J Cancer 2017; 8(9):1530-1541. doi:10.7150/jca.18628
Pim-3 Regulates Stemness of Pancreatic Cancer Cells via Activating STAT3 Signaling Pathway
1. Department of Breast Surgery, Fudan University Shanghai Cancer Center, Department of Oncology, Shanghai Medical College, Fudan University, Shanghai, China;
2. Cancer Research Institute, Fudan University Shanghai Cancer Center, Department of Oncology, Shanghai Medical College, Fudan University, Shanghai, China.

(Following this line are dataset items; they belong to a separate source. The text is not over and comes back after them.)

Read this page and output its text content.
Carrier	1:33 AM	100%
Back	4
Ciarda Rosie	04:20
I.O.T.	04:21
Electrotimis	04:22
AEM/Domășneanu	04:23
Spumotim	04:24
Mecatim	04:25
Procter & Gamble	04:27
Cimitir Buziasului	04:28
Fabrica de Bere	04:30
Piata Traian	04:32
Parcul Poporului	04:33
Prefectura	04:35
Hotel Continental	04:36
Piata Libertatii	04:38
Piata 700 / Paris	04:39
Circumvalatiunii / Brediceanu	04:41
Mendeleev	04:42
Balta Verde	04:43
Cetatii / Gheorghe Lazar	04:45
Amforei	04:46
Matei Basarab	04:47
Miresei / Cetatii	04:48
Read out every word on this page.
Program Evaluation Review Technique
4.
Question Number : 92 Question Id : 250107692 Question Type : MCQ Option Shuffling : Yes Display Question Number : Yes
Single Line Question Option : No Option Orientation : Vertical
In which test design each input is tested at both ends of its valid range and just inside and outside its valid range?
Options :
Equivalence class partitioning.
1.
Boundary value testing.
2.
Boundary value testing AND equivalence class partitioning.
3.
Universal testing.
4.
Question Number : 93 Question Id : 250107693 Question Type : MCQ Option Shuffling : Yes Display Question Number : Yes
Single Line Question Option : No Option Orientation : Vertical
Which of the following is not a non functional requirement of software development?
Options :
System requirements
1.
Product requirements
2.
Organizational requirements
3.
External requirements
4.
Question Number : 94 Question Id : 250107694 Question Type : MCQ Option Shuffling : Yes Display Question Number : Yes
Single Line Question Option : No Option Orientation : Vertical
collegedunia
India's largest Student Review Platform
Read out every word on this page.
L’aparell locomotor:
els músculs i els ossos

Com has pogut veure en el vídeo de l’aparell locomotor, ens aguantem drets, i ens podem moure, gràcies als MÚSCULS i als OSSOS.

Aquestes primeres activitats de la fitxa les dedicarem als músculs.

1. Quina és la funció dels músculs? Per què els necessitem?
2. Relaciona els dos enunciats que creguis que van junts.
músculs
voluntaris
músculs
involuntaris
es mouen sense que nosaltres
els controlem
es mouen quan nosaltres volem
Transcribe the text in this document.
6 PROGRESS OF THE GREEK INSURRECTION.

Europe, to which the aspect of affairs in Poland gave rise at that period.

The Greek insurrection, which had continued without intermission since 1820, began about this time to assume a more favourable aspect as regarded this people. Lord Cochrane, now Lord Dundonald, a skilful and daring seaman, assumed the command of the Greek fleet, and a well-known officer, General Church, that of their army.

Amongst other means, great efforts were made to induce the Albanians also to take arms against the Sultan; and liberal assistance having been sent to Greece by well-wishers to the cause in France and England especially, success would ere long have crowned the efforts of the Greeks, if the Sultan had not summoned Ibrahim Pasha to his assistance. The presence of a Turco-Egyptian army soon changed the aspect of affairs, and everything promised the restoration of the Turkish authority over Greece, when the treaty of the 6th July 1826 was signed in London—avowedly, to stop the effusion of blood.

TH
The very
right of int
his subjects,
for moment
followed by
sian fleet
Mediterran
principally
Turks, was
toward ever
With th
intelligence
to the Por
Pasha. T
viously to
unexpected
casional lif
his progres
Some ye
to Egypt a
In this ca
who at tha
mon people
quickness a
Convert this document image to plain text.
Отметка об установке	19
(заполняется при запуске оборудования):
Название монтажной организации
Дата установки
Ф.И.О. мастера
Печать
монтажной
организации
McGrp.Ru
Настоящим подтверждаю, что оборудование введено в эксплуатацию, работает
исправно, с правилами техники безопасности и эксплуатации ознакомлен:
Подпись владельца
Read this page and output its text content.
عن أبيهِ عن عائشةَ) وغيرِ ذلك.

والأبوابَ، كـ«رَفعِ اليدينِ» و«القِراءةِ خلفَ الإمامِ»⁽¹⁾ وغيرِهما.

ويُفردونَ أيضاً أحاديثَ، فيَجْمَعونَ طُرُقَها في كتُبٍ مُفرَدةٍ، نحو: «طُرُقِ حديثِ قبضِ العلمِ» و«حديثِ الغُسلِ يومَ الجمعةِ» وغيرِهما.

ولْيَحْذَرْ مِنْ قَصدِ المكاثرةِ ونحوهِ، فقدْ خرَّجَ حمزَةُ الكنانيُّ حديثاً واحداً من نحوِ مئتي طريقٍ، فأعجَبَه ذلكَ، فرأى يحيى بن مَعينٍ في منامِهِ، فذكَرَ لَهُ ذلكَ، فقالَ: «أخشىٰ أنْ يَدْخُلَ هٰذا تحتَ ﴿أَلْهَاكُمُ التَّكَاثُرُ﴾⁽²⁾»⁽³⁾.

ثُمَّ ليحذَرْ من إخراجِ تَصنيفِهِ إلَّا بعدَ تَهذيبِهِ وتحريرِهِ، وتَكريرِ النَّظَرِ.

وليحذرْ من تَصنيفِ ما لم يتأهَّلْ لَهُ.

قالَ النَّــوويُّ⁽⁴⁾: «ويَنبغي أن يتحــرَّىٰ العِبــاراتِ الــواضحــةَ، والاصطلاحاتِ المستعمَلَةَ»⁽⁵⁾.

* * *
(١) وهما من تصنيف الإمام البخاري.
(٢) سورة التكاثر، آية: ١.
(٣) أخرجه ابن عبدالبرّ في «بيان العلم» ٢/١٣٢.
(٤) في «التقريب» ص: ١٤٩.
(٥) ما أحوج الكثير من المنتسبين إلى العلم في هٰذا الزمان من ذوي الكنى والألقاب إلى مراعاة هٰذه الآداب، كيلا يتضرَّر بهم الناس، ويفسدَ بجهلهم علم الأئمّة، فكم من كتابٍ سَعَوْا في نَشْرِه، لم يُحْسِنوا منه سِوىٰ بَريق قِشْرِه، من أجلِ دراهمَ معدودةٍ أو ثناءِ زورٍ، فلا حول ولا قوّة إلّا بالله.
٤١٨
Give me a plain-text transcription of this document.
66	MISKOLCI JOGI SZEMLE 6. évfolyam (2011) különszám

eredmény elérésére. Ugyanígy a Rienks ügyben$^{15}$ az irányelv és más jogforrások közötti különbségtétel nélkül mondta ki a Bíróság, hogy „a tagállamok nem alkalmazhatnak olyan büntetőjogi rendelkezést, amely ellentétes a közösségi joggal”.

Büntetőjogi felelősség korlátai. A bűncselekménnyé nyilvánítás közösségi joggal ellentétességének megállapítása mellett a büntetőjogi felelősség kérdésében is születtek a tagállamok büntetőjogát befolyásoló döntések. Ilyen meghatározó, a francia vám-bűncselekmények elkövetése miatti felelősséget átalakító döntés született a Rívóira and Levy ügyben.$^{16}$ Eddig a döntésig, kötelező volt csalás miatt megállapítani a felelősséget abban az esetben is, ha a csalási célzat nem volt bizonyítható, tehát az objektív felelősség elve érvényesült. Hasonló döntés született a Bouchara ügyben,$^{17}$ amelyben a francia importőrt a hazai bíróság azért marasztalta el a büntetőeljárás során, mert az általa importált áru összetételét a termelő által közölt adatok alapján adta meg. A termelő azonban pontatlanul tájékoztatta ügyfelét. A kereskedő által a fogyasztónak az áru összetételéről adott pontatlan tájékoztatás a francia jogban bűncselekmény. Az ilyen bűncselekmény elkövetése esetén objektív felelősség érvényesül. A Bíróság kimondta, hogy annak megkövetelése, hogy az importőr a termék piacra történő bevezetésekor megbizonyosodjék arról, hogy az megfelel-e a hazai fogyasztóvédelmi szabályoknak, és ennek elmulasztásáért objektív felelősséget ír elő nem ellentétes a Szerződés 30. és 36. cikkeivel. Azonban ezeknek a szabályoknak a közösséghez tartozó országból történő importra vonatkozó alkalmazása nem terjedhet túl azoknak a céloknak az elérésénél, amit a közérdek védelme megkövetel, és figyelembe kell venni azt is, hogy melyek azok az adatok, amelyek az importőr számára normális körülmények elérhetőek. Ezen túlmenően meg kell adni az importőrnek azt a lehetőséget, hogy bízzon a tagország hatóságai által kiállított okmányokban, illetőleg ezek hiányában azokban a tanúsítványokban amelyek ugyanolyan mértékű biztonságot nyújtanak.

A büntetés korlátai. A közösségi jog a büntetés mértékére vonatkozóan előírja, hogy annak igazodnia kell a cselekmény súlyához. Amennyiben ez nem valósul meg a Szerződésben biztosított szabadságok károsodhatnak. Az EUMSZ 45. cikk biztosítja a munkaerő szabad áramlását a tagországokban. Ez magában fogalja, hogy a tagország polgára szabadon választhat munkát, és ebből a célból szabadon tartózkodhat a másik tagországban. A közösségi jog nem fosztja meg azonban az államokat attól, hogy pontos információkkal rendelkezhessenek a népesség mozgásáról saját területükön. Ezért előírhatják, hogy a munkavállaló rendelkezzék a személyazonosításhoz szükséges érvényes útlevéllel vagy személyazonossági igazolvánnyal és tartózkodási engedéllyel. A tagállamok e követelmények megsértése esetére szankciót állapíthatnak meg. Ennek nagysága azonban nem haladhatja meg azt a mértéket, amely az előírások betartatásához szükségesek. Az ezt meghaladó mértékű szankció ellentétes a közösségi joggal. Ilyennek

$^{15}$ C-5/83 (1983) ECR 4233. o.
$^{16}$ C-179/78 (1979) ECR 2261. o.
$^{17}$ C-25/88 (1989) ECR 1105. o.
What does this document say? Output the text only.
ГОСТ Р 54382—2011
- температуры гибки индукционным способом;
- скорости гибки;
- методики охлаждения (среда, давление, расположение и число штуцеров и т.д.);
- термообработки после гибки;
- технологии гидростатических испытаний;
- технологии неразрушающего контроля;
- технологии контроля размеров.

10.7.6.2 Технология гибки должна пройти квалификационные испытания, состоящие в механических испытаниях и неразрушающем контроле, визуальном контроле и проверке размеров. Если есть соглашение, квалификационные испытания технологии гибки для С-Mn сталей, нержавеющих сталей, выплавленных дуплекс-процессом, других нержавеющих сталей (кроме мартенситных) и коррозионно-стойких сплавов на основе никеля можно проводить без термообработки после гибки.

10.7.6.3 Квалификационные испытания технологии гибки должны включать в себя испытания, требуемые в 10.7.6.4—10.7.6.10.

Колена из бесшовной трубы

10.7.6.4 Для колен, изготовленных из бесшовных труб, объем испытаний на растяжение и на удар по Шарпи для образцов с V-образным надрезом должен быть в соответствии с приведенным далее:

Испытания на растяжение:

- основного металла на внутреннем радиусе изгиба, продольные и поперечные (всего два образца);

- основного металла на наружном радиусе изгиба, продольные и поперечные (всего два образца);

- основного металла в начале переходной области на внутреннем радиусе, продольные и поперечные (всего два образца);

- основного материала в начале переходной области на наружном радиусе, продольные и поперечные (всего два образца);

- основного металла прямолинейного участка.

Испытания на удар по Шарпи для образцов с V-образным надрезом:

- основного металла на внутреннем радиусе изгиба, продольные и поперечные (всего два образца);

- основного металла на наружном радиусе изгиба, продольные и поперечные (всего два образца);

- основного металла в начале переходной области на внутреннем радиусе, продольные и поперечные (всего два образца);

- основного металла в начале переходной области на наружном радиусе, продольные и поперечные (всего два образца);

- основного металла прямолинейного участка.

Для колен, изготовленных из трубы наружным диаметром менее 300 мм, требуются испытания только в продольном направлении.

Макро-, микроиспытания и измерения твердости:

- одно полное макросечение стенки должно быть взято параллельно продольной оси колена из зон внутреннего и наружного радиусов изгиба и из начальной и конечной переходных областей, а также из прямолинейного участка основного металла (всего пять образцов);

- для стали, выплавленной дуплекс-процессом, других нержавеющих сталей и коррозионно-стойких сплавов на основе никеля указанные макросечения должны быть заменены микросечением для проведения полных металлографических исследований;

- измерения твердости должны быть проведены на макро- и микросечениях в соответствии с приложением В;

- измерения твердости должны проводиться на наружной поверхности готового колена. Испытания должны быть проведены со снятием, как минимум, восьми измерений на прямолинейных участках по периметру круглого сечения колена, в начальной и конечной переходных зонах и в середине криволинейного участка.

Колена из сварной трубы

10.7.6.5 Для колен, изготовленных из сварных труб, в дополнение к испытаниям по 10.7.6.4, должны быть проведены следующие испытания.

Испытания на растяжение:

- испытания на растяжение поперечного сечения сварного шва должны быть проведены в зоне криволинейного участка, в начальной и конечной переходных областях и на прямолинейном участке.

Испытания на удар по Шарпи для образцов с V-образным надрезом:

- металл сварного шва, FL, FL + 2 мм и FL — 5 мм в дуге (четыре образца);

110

Li T, Wang Z, Hou Yf, Li Yy. Pim-3 Regulates Stemness of Pancreatic Cancer Cells via Activating STAT3 Signaling Pathway. J Cancer 2017; 8(9):1530-1541. doi:10.7150/jca.18628. Available from http://www.jcancer.org/v08p1530.htm
Due to its aggressiveness and unusual resistance to conventional therapies, pancreatic cancer is a highly lethal gastrointestinal malignancy with poor prognosis. According to the cancer stem cell hypothesis, there exists a fraction of cancer cells, that is, cancer stem cells, responsible for tumor maintenance and therapeutic failure. Herein we investigated the involvement of proto-oncogene Pim-3 in driving the stemness properties in pancreatic cancer. Expression levels of several stemness-associated markers were examined in several pancreatic cancer cell lines. The double positive (CD24+ESA+) and double negative (CD24-ESA-) pancreatic cancer cells were isolated from PANC-1 and L3.6pl, and their self-renewal ability, tumorigenicity as well as sensitivity to gemcitabine were then evaluated. Results showed that there existed heterogeneity in expression levels of stemness-associated surface markers among pancreatic cancer cell lines. CD24+ESA+ pancreatic cancer cells exhibited increased tumorigenicity and decreased chemosensitivity to gemcitabine as compared to CD24-ESA- cells. Besides, the double positive (CD24+ESA+) subpopulation also exhibited greater expression level of Pim-3 when compared with the double negative (CD24-ESA-) ones. Furthermore, silencing of Pim-3 in pancreatic cancer cells leads to decreased proportions of both single positive (CD24+ and ESA+) and double positive (CD24+ESA+) pancreatic cancer cells. Overexpression of Pim-3 was associated with increased levels of some stemness-associated transcription factors (STAT3, etc.). Moreover, the phosphorylation level and transcriptional activity of STAT3 were decreased in Pim-3 silenced pancreatic cancer cells and restoration of its activity results in restitution of stem cell-like phenotypes. Therefore, Pim-3 maintains stemness of pancreatic cancer cells via activating STAT3 signaling pathway and might be used as a novel therapeutic target in pancreatic cancer.
Keywords: Pim-3, stemness, chemoresistance, STAT3, pancreatic cancer.